BOK official says inflation pressure is fallingA member of Korea’s monetary policy board said Wednesday that downside inflation pressure has been diminishing throughout the year, driving a slight change in the country’s years-long low consumer price trend.
“The Korean won against the U.S. dollar has been on a moderate appreciation since 2016, dragging down domestic prices,” Lim Ji-won said in a press meeting at the Bank of Korea (BOK) headquarters in Seoul. “But starting this year, the won is remaining slightly stronger against the U.S. greenback, along with experiencing wider fluctuation.”
In a broader sense, the won has been strengthened against the U.S. dollar for the past two years, bottoming out at 1,244.7 won in March 2016 and peaking at 1,054 won in April 2018.

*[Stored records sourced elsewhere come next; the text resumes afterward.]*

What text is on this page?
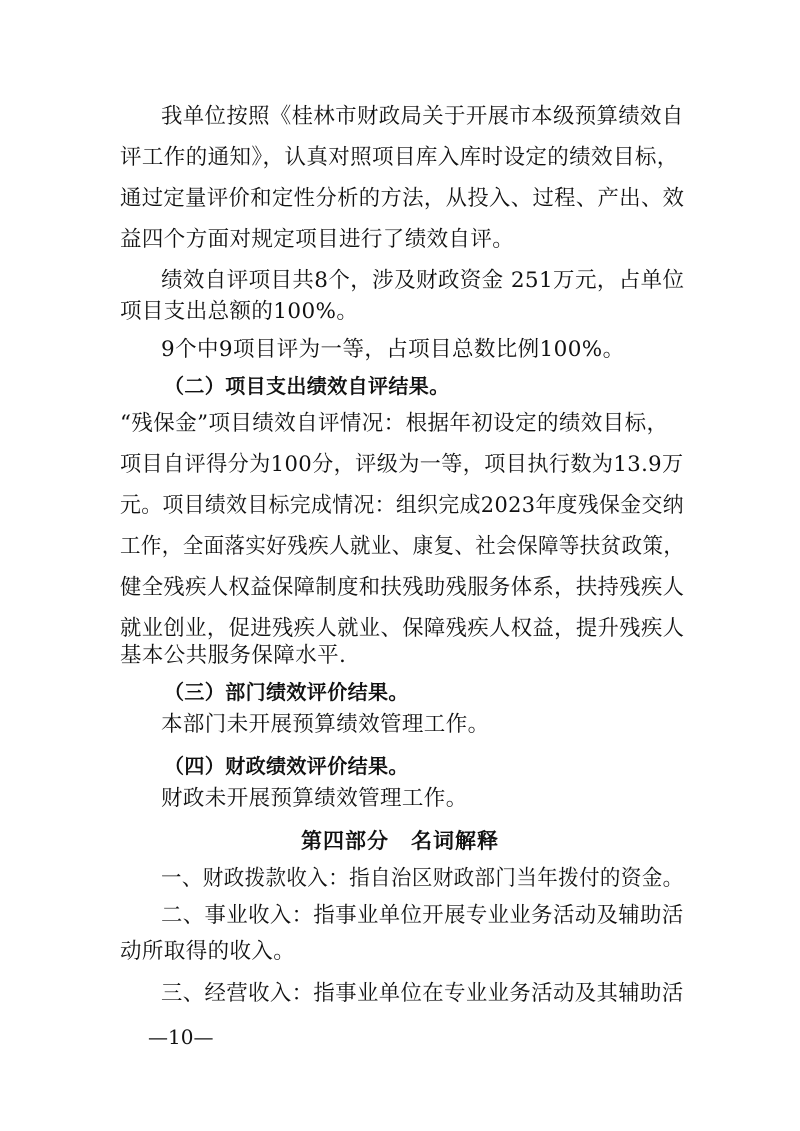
我单位按照《桂林市财政局关于开展市本级预算绩效自
评工作的通知》，认真对照项目库入库时设定的绩效目标，
通过定量评价和定性分析的方法，从投入、过程、产出、效
益四个方面对规定项目进行了绩效自评。
绩效自评项目共8个，涉及财政资金 251万元，占单位
项目支出总额的100%。
9个中9项目评为一等，占项目总数比例100%。
（二）项目支出绩效自评结果。
“残保金”项目绩效自评情况：根据年初设定的绩效目标，
项目自评得分为100分，评级为一等，项目执行数为13.9万
元。项目绩效目标完成情况：组织完成2023年度残保金交纳
工作，全面落实好残疾人就业、康复、社会保障等扶贫政策，
健全残疾人权益保障制度和扶残助残服务体系，扶持残疾人
就业创业，促进残疾人就业、保障残疾人权益，提升残疾人
基本公共服务保障水平.
（三）部门绩效评价结果。
本部门未开展预算绩效管理工作。
（四）财政绩效评价结果。
财政未开展预算绩效管理工作。
第四部分　名词解释
一、财政拨款收入：指自治区财政部门当年拨付的资金。
二、事业收入：指事业单位开展专业业务活动及辅助活
动所取得的收入。
三、经营收入：指事业单位在专业业务活动及其辅助活
—10—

She said the stronger won has decreased prices of imported goods in South Korea and played a role in weakening inflation pressure amid low crude oil prices during the period. Global economic cycles, administered prices and interest rate differences with the United States also lent support to the trend. Korea’s consumer prices rose 1 percent in 2016, 1.9 percent in 2017 and 1.5 percent in the first 10 months of 2018.
Recently, however, she noted that the appreciating pace of the Korean won against the greenback seemed to slow down as the U.S. economy shows strong signs of recovery.
“It’s too early to say that the Korean won is already off the upside cycle,” Lim said. “But [the slowdown in the pace] shows that one of the downside pressures on the inflation is diminishing.”
Inflation is the most important economic factor that the central bank considers when it decides the policy rate.
The BOK has followed an accommodative monetary policy for years, citing low inflation pressure.